The aerotow plane began to move and Labado’s glider, attached to the plane by a long cord, rolled along behind it. Chasing after both of them was Labado’s dog Milly, who stopped and barked when the two crafts left the ground.

I watched Labado’s glider rise slowly, then release from the plane, then disappear from view.

I approached Wally Stahl, a middle-aged man from Detroit, who was sitting on a nearby bench. He had just been for his first ride in a glider.

“What is it like?” I asked.

Stahl paused and responded, “It happens more easily than you’d think it would. You just go up and you fly down.”

“But how does it feel?”

“To me it’s not a rush. It’s just another state of being.”

Another state of being. Intriguing. I would soon see for myself. Labado’s glider soared back into view.

I donned my harness and helmet, jacket and gloves, and played fetch with Milly until Labado was ready for me.

“All right Mr. Dan,” Labado said from under his glider. “Step into my office, young man.”

Labado, 41, of Chickamauga, has the easy-going smile of someone who spends his day flying like a bird, of someone who makes people’s dreams come true.

“I’ll probably have to get a real job one day,” Labado, whose wife recently gave birth to the couple’s first child, later said. “But I can’t bring myself to quit this job. I love it because that buzz everybody gets when we’re up there rubs off a little bit onto me.”

We hooked ourselves into the glider and Labado waved ahead to the pilot. “Let’s go to three grand,” Labado yelled forward. “All right. We’re outta here. Here we go.”

We left the ground in a hurry. Climbing. Rising. We gained altitude quickly. I looked down at my car. It became smaller and smaller, a little white dot, and I realized how insignificant things like cars are in the grand scheme of things.

We reached our desired altitude and Labado released the glider from the tow line.

We were free.

“It’s just me, you, God and gravity now, big guy,” Labado turned to me and said.

The feeling is hard to explain. There we were, 3,000 feet above the ground, the Earth below a patchwork of fields and forests.
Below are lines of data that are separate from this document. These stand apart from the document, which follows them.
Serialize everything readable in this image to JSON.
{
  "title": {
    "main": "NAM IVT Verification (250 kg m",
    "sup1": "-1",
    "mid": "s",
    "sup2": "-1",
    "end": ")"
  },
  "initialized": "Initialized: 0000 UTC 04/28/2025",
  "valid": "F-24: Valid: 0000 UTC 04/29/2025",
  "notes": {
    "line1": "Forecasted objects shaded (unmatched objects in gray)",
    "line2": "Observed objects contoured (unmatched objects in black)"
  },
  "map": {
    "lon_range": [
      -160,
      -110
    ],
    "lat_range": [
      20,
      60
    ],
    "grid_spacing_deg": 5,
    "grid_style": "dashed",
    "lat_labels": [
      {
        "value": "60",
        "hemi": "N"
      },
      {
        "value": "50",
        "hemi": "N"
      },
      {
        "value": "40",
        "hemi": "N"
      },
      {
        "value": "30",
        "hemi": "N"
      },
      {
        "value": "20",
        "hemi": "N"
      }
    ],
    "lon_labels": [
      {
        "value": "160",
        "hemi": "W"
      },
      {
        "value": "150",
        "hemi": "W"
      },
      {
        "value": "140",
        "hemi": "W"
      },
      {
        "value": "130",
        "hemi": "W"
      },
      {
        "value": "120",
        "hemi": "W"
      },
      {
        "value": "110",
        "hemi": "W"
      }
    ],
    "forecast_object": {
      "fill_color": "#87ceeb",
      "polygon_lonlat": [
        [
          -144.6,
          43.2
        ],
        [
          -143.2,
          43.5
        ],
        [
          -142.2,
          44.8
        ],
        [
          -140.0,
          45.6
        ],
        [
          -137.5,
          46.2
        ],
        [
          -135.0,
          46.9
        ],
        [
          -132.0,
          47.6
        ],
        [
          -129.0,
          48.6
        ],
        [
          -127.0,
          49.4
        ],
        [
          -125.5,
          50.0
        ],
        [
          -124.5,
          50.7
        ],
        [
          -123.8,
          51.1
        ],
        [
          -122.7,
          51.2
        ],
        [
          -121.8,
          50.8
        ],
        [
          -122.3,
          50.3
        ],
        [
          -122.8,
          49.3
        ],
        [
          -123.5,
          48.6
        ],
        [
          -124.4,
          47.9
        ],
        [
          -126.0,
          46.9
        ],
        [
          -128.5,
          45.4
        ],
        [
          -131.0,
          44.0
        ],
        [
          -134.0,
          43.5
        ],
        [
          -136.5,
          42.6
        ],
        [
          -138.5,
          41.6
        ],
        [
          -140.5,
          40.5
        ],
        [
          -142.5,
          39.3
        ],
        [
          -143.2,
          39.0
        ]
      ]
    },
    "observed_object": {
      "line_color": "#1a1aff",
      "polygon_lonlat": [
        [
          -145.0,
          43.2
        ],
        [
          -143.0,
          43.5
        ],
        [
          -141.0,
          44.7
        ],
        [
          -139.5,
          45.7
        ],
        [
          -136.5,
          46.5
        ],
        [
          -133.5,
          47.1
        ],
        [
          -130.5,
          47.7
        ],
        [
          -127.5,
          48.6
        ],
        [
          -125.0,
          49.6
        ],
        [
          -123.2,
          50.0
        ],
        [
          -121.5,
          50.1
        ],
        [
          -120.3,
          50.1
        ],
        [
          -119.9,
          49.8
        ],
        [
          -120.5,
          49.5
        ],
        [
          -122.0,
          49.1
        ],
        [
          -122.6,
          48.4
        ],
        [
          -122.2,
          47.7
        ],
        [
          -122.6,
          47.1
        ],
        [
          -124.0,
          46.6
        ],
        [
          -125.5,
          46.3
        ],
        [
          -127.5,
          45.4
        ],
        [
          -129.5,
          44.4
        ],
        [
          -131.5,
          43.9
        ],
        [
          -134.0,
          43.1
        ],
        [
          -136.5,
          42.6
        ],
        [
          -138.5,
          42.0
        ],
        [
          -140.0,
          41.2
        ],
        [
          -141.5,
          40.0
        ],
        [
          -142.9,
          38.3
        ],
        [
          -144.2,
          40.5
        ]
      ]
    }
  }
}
And yet we were carrying on a conversation like we were in Labado’s living room.

It was surreal, like looking down on a real-life map. Over there, that’s the Tennessee River. To our right, that’s Chattanooga. Directly below us, Lookout Mountain.

The only thing between us and the ground, thousands of feet below, was air. But I felt totally safe. I was relaxed. I was at peace.

“When people think of hang gliding, everybody thinks of gonzo daredevilism and imminent death and madness,” said Labado, who has been flying for 16 years and is closing in on his 6,000th flight. “But it’s closer to a religious experience.”

Labado said modern hang gliders are sturdier than Cessna aircrafts, that hang gliding is statistically safer than rock climbing and scuba diving, that all hang gliding accidents are the result of pilot error, not equipment.

“It’s as safe as you want to make it,” he said.

We were losing altitude, and Labado began our landing approach.

“Do you like roller coasters?” Labado asked with a smile. “OK, we’re going to have a little fun on the way in, because I know you’ll dig it.”

Labado stalled the glider. Then he made it dive. Stall, then dive. Again. Then we landed softly on the ground.

As I gathered up my belongings and headed toward my car, Labado yelled something to me.

“Drive carefully,” he said. “Remember, hang gliding is safe. Driving a car is dangerous as hell.”

I smiled and drove off, wondering what I was going to dream about that night. I no longer had to dream about flying.